Kita perlu menguliti secara terang benderang Festival Leva Nuang sebagai bentuk eksploitasi terhadap kearifan lokal budaya Leva Nuang yang sudah mentradisi. Ini adalah bentuk propaganda pemerintah yang sangat memungkinkan ada kepentingan tersirat yang diagendakan dalam kemasan diksi Festival.

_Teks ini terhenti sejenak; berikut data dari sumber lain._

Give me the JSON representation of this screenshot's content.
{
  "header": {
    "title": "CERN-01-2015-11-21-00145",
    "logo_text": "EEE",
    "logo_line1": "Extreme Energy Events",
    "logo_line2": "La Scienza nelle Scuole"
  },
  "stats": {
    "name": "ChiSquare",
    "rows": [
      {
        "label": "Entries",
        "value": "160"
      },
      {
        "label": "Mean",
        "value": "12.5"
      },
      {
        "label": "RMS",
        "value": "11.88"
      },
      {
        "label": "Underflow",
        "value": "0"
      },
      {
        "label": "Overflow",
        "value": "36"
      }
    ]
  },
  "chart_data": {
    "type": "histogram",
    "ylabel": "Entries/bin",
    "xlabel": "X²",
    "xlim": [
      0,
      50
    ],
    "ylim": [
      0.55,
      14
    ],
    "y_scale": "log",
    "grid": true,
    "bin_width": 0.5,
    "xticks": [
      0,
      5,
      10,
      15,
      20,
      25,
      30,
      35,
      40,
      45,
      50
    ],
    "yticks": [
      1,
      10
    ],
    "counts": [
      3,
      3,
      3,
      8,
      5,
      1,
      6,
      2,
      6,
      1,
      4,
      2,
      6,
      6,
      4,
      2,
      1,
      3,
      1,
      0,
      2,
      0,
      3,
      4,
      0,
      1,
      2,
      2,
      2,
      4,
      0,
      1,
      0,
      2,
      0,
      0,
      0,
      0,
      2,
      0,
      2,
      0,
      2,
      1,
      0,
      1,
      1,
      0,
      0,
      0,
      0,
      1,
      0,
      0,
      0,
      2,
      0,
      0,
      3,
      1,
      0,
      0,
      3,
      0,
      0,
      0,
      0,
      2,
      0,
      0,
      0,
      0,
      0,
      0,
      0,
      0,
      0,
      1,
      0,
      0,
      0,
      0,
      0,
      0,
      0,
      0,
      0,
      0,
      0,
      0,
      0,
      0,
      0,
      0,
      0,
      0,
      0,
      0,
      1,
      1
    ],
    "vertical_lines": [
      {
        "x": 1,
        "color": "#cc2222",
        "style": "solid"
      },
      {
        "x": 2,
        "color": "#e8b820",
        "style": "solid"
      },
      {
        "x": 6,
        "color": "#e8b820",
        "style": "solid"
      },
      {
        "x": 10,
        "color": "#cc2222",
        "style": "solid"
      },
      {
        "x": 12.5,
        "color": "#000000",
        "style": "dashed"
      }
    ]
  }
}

Pemerintah harus jujur bahwa hal utama yang dibutuhkan oleh masyarakat adat Lamalera adalah infrastruktur jalan raya yang layak, pemenuhan kebutuhan air bersih, akses komunikasi dan jaringan internet, fasilitas dan tenaga kesehatan yang memadai, tenaga pendidik yang berkompeten dan bukan Festival yang kontradiktif dan berdampak negatif pada keberlangsungan tradisi Leva Nuang.

Sangat disayangkan, tradisi yang sudah menjadi keunikan masyarakat adat Lamalera pelan akan mengalami suatu perubahan yang berdampak langsung pada pola interaksi sosial budaya dari masyarakat adat Lamalera itu sendiri.